La loi vous l’accorde et la cour vous l’adjuge.

SHAKSPEARE. Le Marchand de Venise.

Remarquable Pettibone, à qui la bonne place qu’elle occupait dans la maison de M. Temple avait fait enfin oublier la blessure que l’arrivée d’Élisabeth avait infligée à son orgueil, fut chargée de reconduire miss Grant dans l’humble demeure que Richard appelait le Presbytère, et elle ne tarda pas à la remettre entre les bras de son père.

Pendant ce temps Marmaduke, resté tête à tête avec sa fille, se faisait répéter le détail des dangers qu’elle avait courus, et de la manière presque miraculeuse dont elle y avait échappé. Il se promenait dans l’appartement avec un air de mélancolie affectueuse, tandis qu’Élisabeth était couchée sur un canapé, l’œil humide et les joues encore enflammées.

– Il était temps que le ciel t’envoyât un libérateur, Bessy, dit Marmaduke ; il en était temps ! Et tu as eu le courage de ne pas abandonner ton amie !

– Je ne sais trop s’il faut appeler cela du courage, mon père, car je crois que je n’aurais pas eu la force de fuir. Et quand j’aurais fui, à quoi la fuite m’aurait-elle servi ? Mais je n’y ai pas pensé un instant.

– Et à quoi pensais-tu donc dans ce moment terrible ?

– À la panthère ! s’écria Élisabeth en se couvrant le visage des deux mains ; à la panthère ! je ne voyais qu’elle, je ne songeais qu’à elle. J’ai voulu un instant élever mes pensées vers le ciel, mais cet effort m’a été impossible : le danger était trop horrible, trop près de moi.
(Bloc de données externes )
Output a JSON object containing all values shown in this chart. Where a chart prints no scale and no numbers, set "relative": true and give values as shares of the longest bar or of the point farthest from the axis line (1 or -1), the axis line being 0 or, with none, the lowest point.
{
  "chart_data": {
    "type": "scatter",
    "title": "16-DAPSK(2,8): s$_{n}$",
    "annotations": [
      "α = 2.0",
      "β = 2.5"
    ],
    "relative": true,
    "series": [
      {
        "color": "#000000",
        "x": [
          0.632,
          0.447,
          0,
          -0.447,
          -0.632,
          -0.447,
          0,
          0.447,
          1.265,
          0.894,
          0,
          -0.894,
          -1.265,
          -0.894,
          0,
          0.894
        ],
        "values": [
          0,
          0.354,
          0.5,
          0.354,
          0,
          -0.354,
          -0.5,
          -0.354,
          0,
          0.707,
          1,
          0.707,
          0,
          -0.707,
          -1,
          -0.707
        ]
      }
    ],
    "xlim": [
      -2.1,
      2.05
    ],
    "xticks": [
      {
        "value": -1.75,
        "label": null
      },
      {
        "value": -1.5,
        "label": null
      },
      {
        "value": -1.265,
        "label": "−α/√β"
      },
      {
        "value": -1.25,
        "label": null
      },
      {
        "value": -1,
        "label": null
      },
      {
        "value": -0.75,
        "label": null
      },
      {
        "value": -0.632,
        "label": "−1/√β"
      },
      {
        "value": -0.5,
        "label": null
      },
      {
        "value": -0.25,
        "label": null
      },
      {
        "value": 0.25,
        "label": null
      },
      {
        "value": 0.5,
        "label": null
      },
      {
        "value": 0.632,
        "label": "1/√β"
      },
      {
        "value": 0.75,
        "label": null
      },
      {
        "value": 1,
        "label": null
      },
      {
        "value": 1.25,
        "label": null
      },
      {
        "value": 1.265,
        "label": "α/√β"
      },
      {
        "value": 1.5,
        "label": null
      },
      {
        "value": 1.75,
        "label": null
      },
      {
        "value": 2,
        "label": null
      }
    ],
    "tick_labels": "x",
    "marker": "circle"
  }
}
– Allons, allons, te voilà en sûreté, ne parlons plus de ce sujet désagréable. Je ne croyais pas que ces animaux féroces osassent venir si près de nos habitations ; mais quand ils sont pressés par la faim…

Il fut interrompu par Benjamin, qui ouvrit la porte d’un air mécontent, comme s’il eût pressenti qu’il venait mal à propos troubler la conversation d’un père avec sa fille dans un pareil moment.

– Hiram Doolittle est en bas, Monsieur, dit le majordome ; et il prétend qu’il faut qu’il vous parle. J’ai couru avec lui quelques bordées dans la cour, en cherchant à lui faire comprendre que ce n’était pas le moment de jeter le grappin sur vous, quand vous étiez avec votre fille, à peine sauvée de la gueule d’un lion ; mais il n’entend pas plus raison que si c’était un des nègres qui sont dans la cuisine, et comme il manœuvrait toujours pour entrer dans la maison, je l’ai laissé en rade dans le vestibule, pour venir vous en avertir.

– Il faut qu’il ait quelque chose d’important à me communiquer, dit Marmaduke ; probablement quelque affaire ayant rapport à ses fonctions, attendu la session très-prochaine de la cour.

– C’est cela même, juge, dit Benjamin, vous avez pointé juste. Il paraît qu’il a une plainte à vous faire contre ce vieux Bas-de-Cuir, qui, à mon avis, est le meilleur des deux bâtiments. C’est un brave homme au fond que ce M. Bumppo, et il manie le harpon comme s’il avait fait toute sa vie la pêche de la baleine sur les côtes du Groënland.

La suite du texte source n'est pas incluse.